A toutes les époques, deux sortes de phénomènes se sont régulièrement produits. D’une part, les déviations sur des points de dogme comme ceux que je viens d’évoquer. Leurs conséquences ne furent que des conflits stériles, même s’ils furent parfois violents. D’autre part, des aspirations au retour vers le message primitif, ce que j’ai appelé tout au long du présent texte « le Message ». Ce fut tout particulièrement le cas au début du deuxième millénaire. Le premier que j’évoquerai eut lieu dans le cadre de l’église catholique, c’est le mouvement cistercien. Le deuxième fut l’ « hérésie » cathare. Le troisième est un peu plus ambivalent ; il s’agit du mouvement lancé par François d’Assise. S’inscrivant tout d’abord avec bien des difficultés dans le cadre de l’église officielle, il se sépara ensuite en deux sous la pression des évènements, ou plutôt devrais-je dire, de la papauté ; le premier courant s’inscrivit dans le cadre de l’église catholique et prit en main une partie de l’Inquisition conjointement avec les dominicains alors que le deuxième courant, débouchant sur ce qui fut appelé « Béguins » par l’Inquisition fut impitoyablement massacré dans des circonstances parfois pires et moins connues que dans le cas des Cathares. Je n’évoquerai pratiquement pas toutes les autres sectes et « déviations » (au sens de l’église catholique), vaudois, etc., sauf pour dire un mot du sort de Dolcino de la secte des Pseudo-Apôtres.
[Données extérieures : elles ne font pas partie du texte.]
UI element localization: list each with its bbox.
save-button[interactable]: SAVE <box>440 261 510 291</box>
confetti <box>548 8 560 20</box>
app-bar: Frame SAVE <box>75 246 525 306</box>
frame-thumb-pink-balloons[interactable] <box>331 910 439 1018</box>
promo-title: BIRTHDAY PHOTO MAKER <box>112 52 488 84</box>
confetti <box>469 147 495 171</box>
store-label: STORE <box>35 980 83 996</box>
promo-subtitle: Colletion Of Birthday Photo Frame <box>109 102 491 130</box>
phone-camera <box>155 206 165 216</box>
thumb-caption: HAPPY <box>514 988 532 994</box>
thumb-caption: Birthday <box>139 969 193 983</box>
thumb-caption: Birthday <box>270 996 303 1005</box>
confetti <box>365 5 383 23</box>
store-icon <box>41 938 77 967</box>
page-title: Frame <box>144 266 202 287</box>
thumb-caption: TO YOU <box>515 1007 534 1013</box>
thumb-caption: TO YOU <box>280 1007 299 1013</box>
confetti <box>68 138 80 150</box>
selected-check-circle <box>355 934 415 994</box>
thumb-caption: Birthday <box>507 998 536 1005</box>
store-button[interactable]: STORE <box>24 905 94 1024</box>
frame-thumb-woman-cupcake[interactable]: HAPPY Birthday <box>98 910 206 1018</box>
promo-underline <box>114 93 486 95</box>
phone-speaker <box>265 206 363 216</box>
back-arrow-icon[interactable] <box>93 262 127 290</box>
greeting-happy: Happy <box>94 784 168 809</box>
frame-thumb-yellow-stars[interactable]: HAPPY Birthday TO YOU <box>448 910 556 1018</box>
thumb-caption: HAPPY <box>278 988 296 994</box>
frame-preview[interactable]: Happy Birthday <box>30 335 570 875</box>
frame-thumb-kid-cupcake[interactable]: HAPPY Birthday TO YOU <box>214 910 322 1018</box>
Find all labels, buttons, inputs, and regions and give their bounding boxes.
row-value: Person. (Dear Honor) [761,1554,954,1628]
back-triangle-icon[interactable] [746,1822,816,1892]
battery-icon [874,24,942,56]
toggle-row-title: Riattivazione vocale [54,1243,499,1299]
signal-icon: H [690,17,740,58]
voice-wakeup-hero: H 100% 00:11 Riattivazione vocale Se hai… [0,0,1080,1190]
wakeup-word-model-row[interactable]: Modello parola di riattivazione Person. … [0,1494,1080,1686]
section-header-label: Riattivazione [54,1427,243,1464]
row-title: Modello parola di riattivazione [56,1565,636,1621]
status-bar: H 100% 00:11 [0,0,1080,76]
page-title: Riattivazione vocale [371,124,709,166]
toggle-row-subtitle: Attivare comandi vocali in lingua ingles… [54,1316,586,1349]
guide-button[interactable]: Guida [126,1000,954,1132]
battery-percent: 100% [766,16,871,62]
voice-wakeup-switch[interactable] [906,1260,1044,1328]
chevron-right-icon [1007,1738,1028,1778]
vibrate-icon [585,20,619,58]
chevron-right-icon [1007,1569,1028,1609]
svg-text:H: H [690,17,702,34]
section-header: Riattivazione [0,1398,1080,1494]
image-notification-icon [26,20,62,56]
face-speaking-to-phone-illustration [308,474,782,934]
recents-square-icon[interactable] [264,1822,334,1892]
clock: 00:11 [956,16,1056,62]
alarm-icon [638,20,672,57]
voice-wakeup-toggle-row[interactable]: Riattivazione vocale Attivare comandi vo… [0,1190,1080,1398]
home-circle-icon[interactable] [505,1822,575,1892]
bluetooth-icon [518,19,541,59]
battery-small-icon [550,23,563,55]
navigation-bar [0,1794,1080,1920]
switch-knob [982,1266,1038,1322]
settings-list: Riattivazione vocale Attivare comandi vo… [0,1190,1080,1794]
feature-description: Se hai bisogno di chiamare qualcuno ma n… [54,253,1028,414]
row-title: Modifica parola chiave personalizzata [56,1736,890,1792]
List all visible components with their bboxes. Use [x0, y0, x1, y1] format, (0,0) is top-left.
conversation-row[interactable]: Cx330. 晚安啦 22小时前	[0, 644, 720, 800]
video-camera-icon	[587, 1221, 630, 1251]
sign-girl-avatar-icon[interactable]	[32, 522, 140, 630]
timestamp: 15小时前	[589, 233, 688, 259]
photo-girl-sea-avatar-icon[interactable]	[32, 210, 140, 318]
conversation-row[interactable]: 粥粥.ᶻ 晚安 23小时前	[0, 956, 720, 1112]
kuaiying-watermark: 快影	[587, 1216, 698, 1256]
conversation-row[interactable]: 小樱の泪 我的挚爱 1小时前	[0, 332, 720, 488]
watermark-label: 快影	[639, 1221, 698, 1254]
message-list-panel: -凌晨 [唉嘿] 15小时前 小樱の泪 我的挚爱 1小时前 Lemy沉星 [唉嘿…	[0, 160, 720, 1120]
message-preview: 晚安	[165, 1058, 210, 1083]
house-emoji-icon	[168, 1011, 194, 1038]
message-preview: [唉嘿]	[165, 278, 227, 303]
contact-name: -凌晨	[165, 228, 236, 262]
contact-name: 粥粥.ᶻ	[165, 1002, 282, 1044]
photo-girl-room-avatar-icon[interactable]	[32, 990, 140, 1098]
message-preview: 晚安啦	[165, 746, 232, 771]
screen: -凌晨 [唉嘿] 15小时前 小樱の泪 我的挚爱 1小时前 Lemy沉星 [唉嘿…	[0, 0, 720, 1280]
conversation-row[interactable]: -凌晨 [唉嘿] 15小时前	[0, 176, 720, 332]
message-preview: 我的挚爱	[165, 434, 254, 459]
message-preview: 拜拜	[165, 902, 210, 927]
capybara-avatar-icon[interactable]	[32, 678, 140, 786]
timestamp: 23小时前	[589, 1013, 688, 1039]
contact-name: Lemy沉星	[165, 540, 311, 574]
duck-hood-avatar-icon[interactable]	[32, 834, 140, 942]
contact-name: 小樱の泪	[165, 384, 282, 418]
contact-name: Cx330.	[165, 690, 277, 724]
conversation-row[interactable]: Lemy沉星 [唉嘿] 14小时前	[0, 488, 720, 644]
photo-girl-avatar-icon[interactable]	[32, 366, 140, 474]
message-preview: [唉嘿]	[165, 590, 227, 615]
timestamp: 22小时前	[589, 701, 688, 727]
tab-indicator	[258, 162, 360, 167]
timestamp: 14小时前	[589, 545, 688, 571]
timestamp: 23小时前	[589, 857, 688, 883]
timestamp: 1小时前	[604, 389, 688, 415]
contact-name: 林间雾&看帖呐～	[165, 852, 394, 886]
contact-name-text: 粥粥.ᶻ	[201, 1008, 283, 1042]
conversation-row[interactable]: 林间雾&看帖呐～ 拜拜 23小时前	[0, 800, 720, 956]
3.4.1. Les Cisterciens. Les aspirations
au retour vers le Message primitif.
Je ne retiendrai que quelques grandes lignes, l’essentiel étant l’idéal de retour à un ascétisme allié au travail qui anime Robert de Molesme, son fondateur à la fin du onzième siècle. Si je suis loin de penser que se retirer du monde est le meilleur moyen d’aimer son prochain, chacun trouvant sa voie, je dois reconnaître qu’il s’agit d’une voie dure qui rejoint relativement bien le « Message » dans sa propre dureté.
C’est le rôle de Bernard de Clairvaux (« saint » Bernard) un siècle plus tard qui est intéressant. C’est en effet à lui qu’on se réfère le plus souvent pour le démarrage de l’ordre cistercien. Or il faut bien reconnaître que l’œuvre de Bernard est excessivement contestable dans de nombreux domaines. Pour ce qui est de l’ordre cistercien, son action fut bénéfique en ce sens que c’est surtout lui qui le fit prospérer. Hélas, il faut aussi entendre par là développer une multitude d’abbayes avec les richesses correspondantes, même si les moines eux-mêmes continuèrent largement à appliquer l’ascétisme fondateur. Par contre, le rôle mondain de Bernard, son investissement, au moins oratoire, dans la lutte contre le catharisme, et surtout son appel à la Croisade, c’est-à-dire à la guerre, le rendent très suspect vis-à-vis de l’application de l’enseignement de Jésus. Cette comparaison ne doit pas être poussée trop loin mais je serais assez enclin à penser qu’il joua le même rôle par rapport à Robert de Molesme que Paul par rapport à Jésus. Il structura, géra, fit fonctionner, amassa des richesses, appela au combat, imposa son pouvoir et s’investit lui-même dans des combats, au moins oratoires. L’humilité prônée par Jésus et le « Tu ne tueras point » semblent avoir été un peu perdus de vue dans l’impétuosité de son existence… L’esprit de Robert de Molesme fut largement dévié et dénaturé « dans la bagarre » (ce dernier terme évoquant bien l’action de Bernard de Clairvaux, à l’opposé de l’esprit de Jésus…)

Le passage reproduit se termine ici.